[This is the second entry that can be found in the anthology book “Red Sox and Philosophy,” and my most spot on for the philosophical theme. Yes, the book is available on-line here. No, I don’t get any royalties. Enjoy!]
Though the majorities of their philosophical dialogues begin and end with the quandary, “If a tree falls in the forest and no one is there to hear it, do the Yankees gain a half-game?” Red Sox Nation has perhaps become even more deeply ingrained in the philosophical tenets and beliefs of the East.
They spend their days obsessing over whether the six-man pitching rotation would better suit the team’s needs; how much of a posting fee is too much to spend for an unproven Japanese commodity; the merits of sushi and California rolls at concession stands; and what life would be like if there were no pitch counts.
These concepts invite a new way of looking at their Fenway world, and allow an expansion of their knowledge. It is the equivalent to the recent movement where OBP (on-base percentage) was used to gauge a player’s batting abilities over simple BA (batting average). This change in behavior convinced front offices to turn their scouting departments over to the NP (nerd patrol).
Taking, the first “dilemmer” (as they say in Boston), that it is superfluous to most teams as they do not even have the resources to consider six-man rotations. Hence, the focus on Eastern philosophical abstracts is unique to very few teams among which Red Sox Nation could be considered the most fervent.
The theme of financial responsibility, however, comes up many times throughout all topics of philosophy. Is one not responsible for the act equally as the lack of an act? It is just as important to do something for oneself as it is to do something against the Yankees. That is to say, in this case, that a posting fee is only money, and no amount is too exorbitant if it means the Yankees do not get the player. . . (unless the player sucks, then it was waaaaayyyy too much and all front office executives should be fired for their irresponsible ways. . . and their dogs kicked. . . twice.)
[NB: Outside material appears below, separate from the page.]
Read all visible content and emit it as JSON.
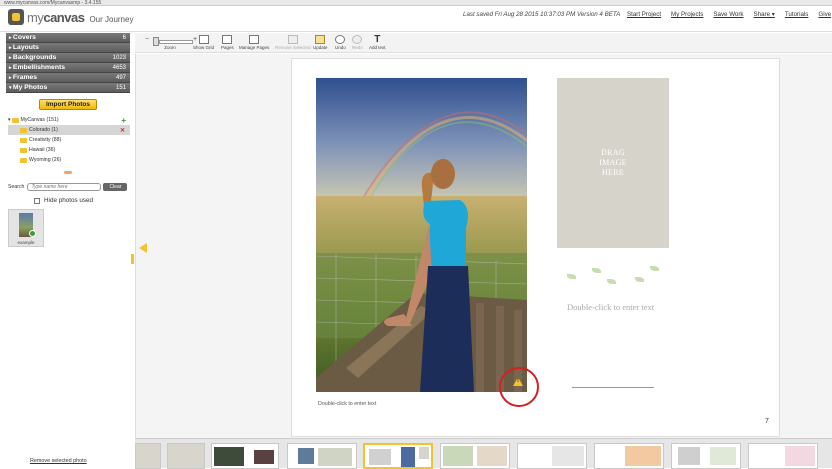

But should the Yankees outspend the Red Sox only to find the sought after player becomes a knight in shining pinstripes, winning important games during the pennant race and beyond, especially against the Red Sox, it would force a reexamination of philosophical rituals akin to Jews deciding that bacon-wrapped shellfish is peachy keen.
Speaking of fish, hours are spent musing over the merits of sushi at the ball yard. Innings upon innings of verbal jousting come and go with the general consensus reached being that it simply depends on how much sauerkraut and relish you opt to put on it.
But the most contentious of movements adapted from Eastern philosophical tenets comes from mention of pitch counts. In the good old days (read: anytime before now), pitchers would throw 140 pitches a night. Then they’d hang their arms in their lockers, take a shower, and go for a beer before bed. The next day, it would be rinse and repeat. Now, the more they get paid, it seems, the fewer pitches they’re allowed to throw. (Heck, no one wants me throwing anything so I should be a millionaire!)
And so the argument goes back and forth. Isn’t fatigue a mechanism of an arm not being well-conditioned enough to sustain that many pitches? With more pitching should come the ability to throw more pitches, correct? Eastern philosophy allows for such theorizing. It is known as Matsuzakaism.
But some variants of this school of thought venture to say that it is reasonable to think that throwing too much too soon, particularly in some sort of worldwide exhibition showcase may not be wise. Even if it means winning a worthless Most Valuable Player award for this tournament.
The scope and breadth of Red Sox fans’ knowledge of philosophical issues from another region is impressive as they can easily carry on discussions regarding a cornucopia of topics and beliefs. They can even do so while shelving their usual Sam Adams in favor of an Asahi Hon-nama, Kirin Ichiban Shibori, or the popular Sapporo Black Label brew. Konichiwa.